Au Bangladesh, la demande mondiale croissante en produits respectueux de l’environnement valorise la culture du jute et l’exportation de produits dérivés par de petits exploitants, qui représentent un potentiel important pour l’économie du pays. Nous avons soutenu CARE pour développer une chaîne de valeur durable du jute et augmenter les revenus des groupes les plus vulnérables en facilitant les synergies entre cultivateurs, petits entrepreneurs et intermédiaires commerciaux. Plus de 16 000 producteurs de jute et 2 000 travailleurs de produits dérivés du nord-ouest et du sud-ouest du Bangladesh ont amélioré leurs compétences, leur production et leur accès aux marchés nationaux et internationaux.

Durée
2013-2017
priorité
Développement social et économique des femmes Modes de subsistance et écosystèmes durables
pays
Bangladesh
partenaire
CARE

Résultats attendus

Ce programme de trois ans, mis en oeuvre par CARE  s’appuie sur un modèle commercial déterminé par la demande et a permis le transfert de connaissances, de technologies et de capacités vers tous les acteurs de la chaîne de valeur, depuis les producteurs vulnérables aux intermédiaires commerciaux en passant par les ouvriers de transformation du jute.

Au niveau des producteurs de jute :

Le jute, surnommé la « fibre d’or du Bengale », est cultivé à des fins commerciales par des millions de petits agriculteurs du nord-ouest et du sud-ouest du Bangladesh.

  • Plus de 16 000 producteurs ont consolidé leurs compétences et accru leur production et leur accès au marché. Ils ont été formés aux procédés modernes de la culture du jute, ont appris à reconnaître les semences de qualité et ont amélioré leurs techniques de gestion d’après récolte. Plus de 80 % des agriculteurs appliquent désormais des techniques de rouissage améliorées, 34,2 % adoptent des semences locales, 81,4 % utilisent des intrants biologiques dont l’usage se propage à d’autres cultures, et 50 % ont déclaré avoir trié la fibre de jute pour obtenir un meilleur prix.
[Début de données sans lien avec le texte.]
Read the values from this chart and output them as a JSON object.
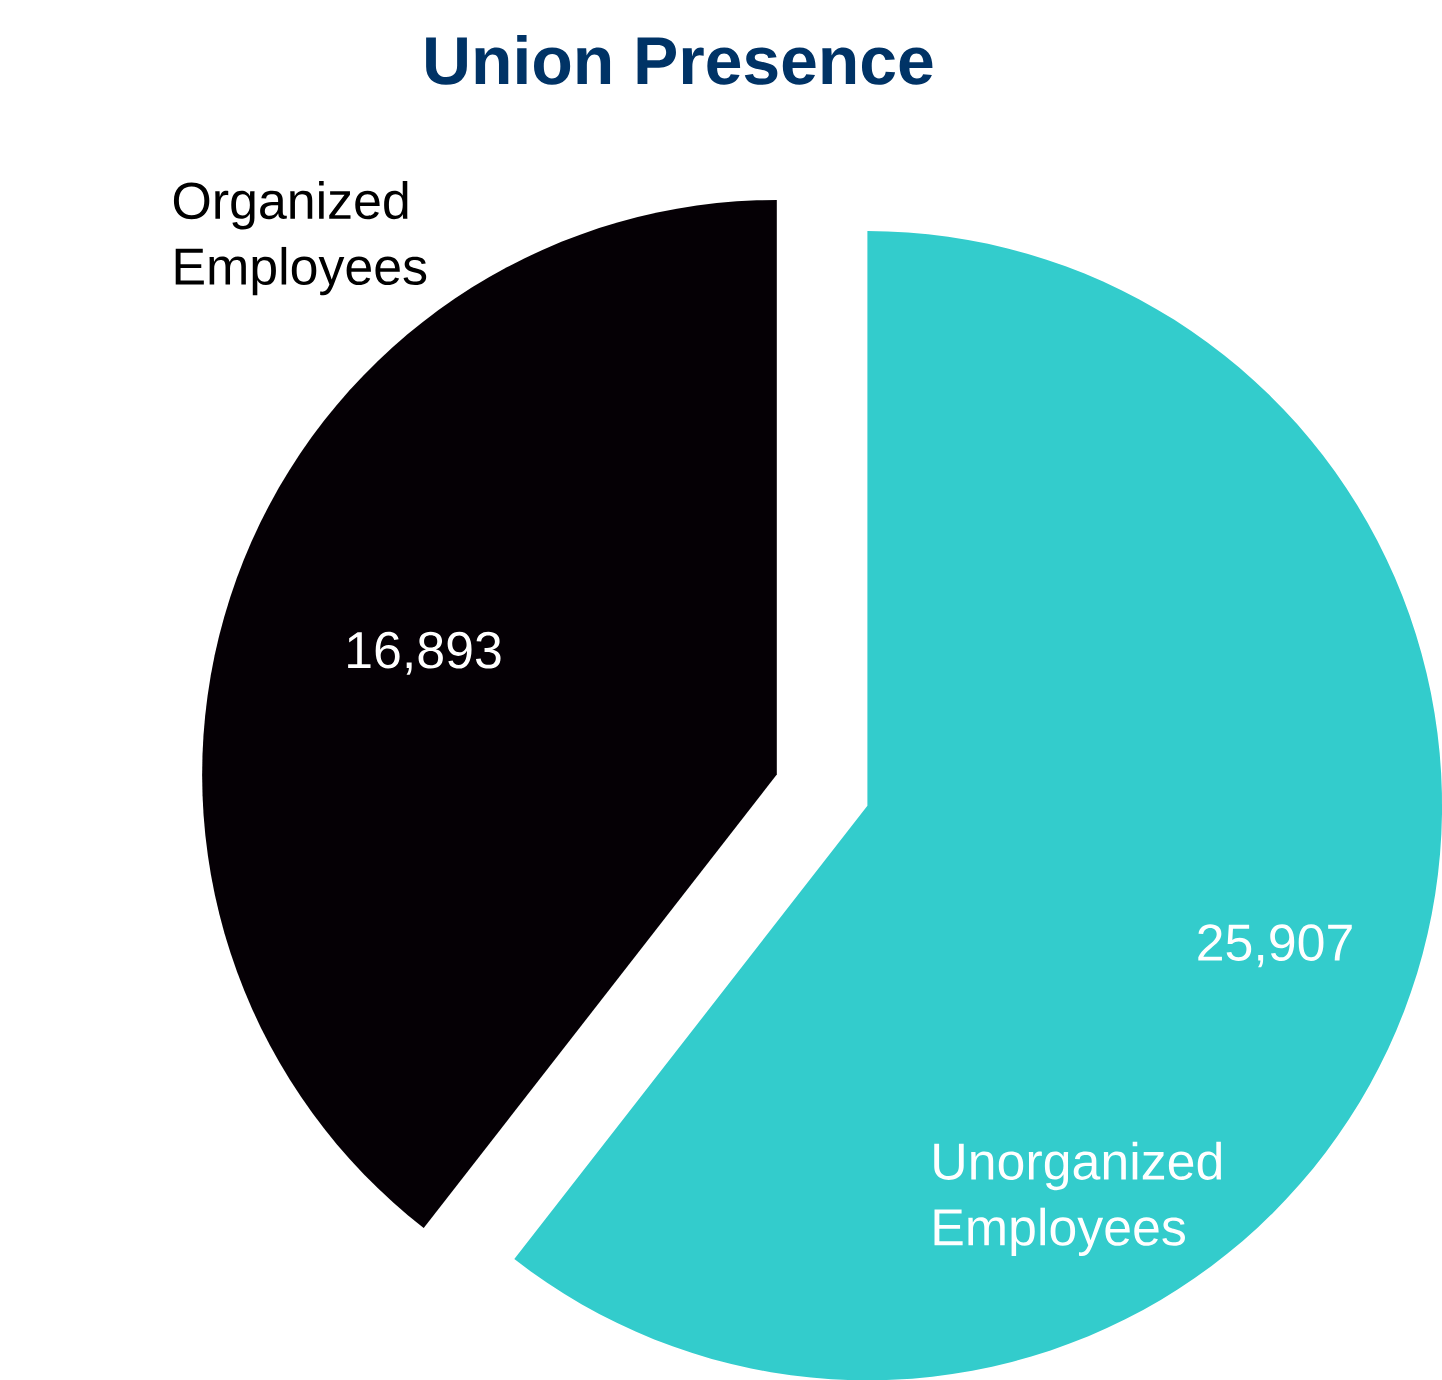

La vente des plus de 7 000 tonnes métriques de fibres de jute produites a rapporté 220 € en moyenne à chaque agriculteur.
  • Soixante femmes ont été formées à la production et au commerce d’intrants biologiques. 60 % d’entre elles ont fait état d’une hausse de 30 % de leurs revenus.

Au niveau des ouvriers de transformation du jute :

  • 2 000 travailleurs de produits dérivés du jute ont acquis des nouvelles compétences en matière de production et ont accédé à de nouvelles opportunités professionnelles.
  • 80 groupes d’artisans ont été établis  pour réagir rapidement aux commandes de produits passées par les petites entreprises locales

564 groupes d’entraide à l’épargne ont été formés. Chaque mois, les membres mettent en commun leurs économies et peuvent demander des petits crédits à court terme, qui servent généralement à améliorer leur production ou à surmonter une période difficile. 402 groupes ont ouvert des comptes en banque formels.

Au niveau des entreprises et du marché :

Le programme a réuni et formé des intermédiaires commerciaux, trois moulins de jute et un consortium de 20 fournisseurs de produits dérivés du jute. En plus de renforcer les synergies entre les producteurs de produits du jute et les producteurs de matières premières, il a aussi contribué à gérer les contraintes et difficultés liées à la production et à l’exportation de commandes de taille moyenne. Il a par ailleurs promu – avec succès – la mise en œuvre de normes de conformité sociales et environnementales et les bonnes pratiques de travail, notamment au niveau de la sécurité incendie et des droits des travailleurs.